Se cepilló el pelo y se lo dejó suelto sobre los hombros, como le gustaba a Richard. Se puso un poco de colorete en los altos pómulos, brillo en los labios, una suave sombra en los ojos y rímel en las pestañas.

Se llevó la mano al anillo de Richard mientras se miraba en el espejo, y comprendió que Richard sabía perfectamente lo que a ella le sentaba bien.

Se lo imaginó sonriendo satisfecho.

– Ya está. -Kate terminó de arreglar el chal gris en torno a los hombros de Nola.

– ¿Seguro que con tanto gris no parezco el zepelín de Goodyear?

Kate se apartó y la observó con un ojo cerrado.

– No. El zepelín es más pequeño.

– Muy graciosa.

– Estás estupenda. Además, ¿a qué viene tanta preocupación? Ya sabes cómo es la gente en las inauguraciones. Lo único que les importa es su propio aspecto.

– Sí, pero… -Nola se puso a juguetear con el chal, atándoselo y desatándoselo-. Es que he invitado a Dylan y puede que venga.

– ¿Dylan?

– El del supermercado.

¿Por qué tenía que ser un nombre que le recordara al psicópata?

– ¿Qué pasa? -preguntó Nola al ver la mirada abstraída de Kate.

– No, nada.

Una ducha es lo que le hace falta. Quiere tener buen aspecto, sentirse bien, oler bien, para ella, para su historia-dura.

Está cansado de esperar.
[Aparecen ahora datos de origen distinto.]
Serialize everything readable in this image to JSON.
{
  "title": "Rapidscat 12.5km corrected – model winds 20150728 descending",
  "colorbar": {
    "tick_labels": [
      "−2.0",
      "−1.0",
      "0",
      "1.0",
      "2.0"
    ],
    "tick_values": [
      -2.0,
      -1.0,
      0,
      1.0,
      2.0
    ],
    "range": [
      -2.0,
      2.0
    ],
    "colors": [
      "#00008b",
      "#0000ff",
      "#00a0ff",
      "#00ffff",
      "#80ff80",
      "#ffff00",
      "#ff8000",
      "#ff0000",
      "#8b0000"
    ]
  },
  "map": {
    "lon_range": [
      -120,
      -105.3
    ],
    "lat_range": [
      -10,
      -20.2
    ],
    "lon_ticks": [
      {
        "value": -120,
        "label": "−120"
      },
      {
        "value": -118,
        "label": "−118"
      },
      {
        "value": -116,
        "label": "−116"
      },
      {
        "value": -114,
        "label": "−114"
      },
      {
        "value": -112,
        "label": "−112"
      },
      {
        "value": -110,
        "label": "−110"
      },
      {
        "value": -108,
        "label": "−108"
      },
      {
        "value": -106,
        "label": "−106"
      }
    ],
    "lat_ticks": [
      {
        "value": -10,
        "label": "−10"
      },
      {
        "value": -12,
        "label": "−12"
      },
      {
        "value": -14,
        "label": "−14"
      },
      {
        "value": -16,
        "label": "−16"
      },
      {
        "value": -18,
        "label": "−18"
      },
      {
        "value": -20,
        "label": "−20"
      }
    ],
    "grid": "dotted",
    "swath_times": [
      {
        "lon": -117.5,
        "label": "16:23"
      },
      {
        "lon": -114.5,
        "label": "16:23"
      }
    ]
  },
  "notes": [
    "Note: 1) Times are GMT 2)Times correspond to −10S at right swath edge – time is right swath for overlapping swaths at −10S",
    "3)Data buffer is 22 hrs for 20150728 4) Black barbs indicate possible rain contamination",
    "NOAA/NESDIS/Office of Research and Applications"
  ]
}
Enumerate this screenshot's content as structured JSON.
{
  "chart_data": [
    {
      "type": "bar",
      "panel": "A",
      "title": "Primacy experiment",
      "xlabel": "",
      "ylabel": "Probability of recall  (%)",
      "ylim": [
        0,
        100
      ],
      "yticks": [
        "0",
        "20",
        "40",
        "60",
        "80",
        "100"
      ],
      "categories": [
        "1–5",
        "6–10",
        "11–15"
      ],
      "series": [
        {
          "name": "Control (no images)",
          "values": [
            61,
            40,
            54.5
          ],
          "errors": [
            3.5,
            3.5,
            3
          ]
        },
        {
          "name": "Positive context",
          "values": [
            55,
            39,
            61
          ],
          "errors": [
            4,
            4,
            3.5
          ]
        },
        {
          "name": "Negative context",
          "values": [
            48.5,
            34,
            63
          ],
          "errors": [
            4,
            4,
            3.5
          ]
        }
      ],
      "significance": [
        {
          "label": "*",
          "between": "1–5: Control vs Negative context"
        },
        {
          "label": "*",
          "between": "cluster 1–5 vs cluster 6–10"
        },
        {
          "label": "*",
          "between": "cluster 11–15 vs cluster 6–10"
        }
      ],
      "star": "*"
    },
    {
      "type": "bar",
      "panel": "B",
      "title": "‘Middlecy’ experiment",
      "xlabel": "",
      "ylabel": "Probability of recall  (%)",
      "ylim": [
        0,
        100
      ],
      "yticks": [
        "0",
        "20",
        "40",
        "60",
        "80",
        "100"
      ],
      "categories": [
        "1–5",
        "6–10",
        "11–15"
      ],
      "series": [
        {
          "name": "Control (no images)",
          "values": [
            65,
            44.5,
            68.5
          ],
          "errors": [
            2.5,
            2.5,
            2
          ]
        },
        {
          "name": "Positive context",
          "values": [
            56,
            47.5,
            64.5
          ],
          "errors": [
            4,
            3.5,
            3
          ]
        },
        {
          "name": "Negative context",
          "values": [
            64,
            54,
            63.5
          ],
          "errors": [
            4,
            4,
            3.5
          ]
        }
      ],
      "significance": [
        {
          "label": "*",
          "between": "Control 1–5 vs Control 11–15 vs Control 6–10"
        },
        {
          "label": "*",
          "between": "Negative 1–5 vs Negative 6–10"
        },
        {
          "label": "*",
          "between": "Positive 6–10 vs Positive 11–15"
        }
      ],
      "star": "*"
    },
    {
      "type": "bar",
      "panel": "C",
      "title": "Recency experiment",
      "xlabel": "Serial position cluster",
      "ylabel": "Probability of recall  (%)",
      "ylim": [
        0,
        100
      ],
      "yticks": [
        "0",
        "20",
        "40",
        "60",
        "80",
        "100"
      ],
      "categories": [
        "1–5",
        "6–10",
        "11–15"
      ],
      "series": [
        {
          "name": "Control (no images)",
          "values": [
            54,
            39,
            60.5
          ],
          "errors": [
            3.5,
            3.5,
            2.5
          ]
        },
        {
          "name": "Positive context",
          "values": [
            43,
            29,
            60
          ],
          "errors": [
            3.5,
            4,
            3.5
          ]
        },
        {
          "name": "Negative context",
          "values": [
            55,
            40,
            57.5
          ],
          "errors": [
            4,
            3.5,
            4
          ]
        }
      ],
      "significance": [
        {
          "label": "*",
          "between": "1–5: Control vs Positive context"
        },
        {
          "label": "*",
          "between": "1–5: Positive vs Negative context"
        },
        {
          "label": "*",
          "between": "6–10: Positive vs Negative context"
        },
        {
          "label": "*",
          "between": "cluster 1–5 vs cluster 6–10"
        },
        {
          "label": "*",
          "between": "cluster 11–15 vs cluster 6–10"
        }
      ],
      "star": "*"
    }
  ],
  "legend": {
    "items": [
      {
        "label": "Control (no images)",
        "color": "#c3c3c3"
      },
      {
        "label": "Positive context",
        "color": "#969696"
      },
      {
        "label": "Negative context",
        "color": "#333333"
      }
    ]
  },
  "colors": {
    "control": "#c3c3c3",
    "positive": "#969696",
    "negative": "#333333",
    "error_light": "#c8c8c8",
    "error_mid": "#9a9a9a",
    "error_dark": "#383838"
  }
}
Ha llegado el momento.

Piensa en Nola, la chica embarazada, en lo que sentirá al despanzurrarla. Es evidente que él le ha gustado, que está dispuesta a ir a cualquier parte con él.

Piensa dónde podría llevarla y decide que dejará que sea ella la que le lleve a él. Qué buena idea.

– ¡Es geniaaaaaal!

– Gracias, Tony.

La exposición de WLK Hand. La galería Petrycoff. Sí, tiene sentido.

Se seca el pelo con la toalla y se mira en el espejo. Su piel sigue gris, pero su pelo arroja tonalidades marrones con un atisbo de resplandor del sol. Está casi curado. Y cuando la vea, cuando hable con ella, con Kate, su historia-dura, la cura será completa. Está seguro.

La galería Vincent Petrycoff bullía de gente, atestada de artistas, tratantes, coleccionistas y curiosos, un mar de negro y gris en el que los cuadros de Willie asomaban de vez en cuando.

Kate intentó atisbar entre una pareja que le bloqueaba la vista.

– Te digo que es el músculo que alza los testículos -dijo el hombre.

– ¿Estás seguro? -contestó la mujer-. Yo creía que el cremáster eran los testículos.

– No. Lo comprobé después de ver la película. Es el músculo que sostiene los testículos.

– ¿Así que la película va de la sujeción de los testículos?

– No es lo que yo entendí. Pero salía Úrsula Andrews. ¿Te acuerdas de ella en Doctor No?

– No.

– La película de James Bond. Era la chica de la playa, la del bikini.

– Es igual. -La mujer se encogió de hombros-. Yo me acuerdo del primer vídeo del artista, en el que escalaba las paredes de una galería, que creo estaban untadas de vaselina, colgado de un arnés.

– Ah, ya… como estar dentro de la vagina.

– Pudiera ser que el arnés tenga relación con la idea del cremáster, la idea de sujetar los testículos.

– Es fantástico. No se me había ocurrido.

– Perdonad -dijo Kate, intentando pasar. Le hubiera gustado tener un comentario ingenioso a mano, pero estaba preocupada y notaba los nervios de punta. Miró en torno a la sala. Todo parecía en orden, pero sentía de nuevo aquel extraño zumbido. ¿Por qué?

Petrycoff se acercó entre el público para saludarla. Su rostro relucía de moreno artificial. Llevaba el pelo plateado pegado a la cabeza y la coleta tan untada de gel que parecía una lanza.

– Es tuyo -proclamó-. Heridas.

– ¿Heridas?

El galerista señaló el cuadro de los espejos y los cristales, prácticamente oculto por los presentes.

– Ah, no conocía el título. -Tampoco estaba muy segura de que le gustara. Últimamente había sufrido demasiadas heridas, aunque no se arrepentía de haber comprado el cuadro. Le echó un vistazo a través del gentío: una multitud de caras y cuerpos fragmentados se reflejaba en los espejos. Entonces sintió otro escalofrío. ¿Qué pasaba?

– Todo vendido. Hasta el último -dijo Petrycoff.

– ¿Cómo?

– Que se han vendido todos los cuadros. El Reina Sofía tendrá que esperar a que nuestro genio realice alguna obra nueva.

Kate no supo si creerle o no, pero esperaba que al menos la mitad de la exageración fuera verdad, por el bien de William.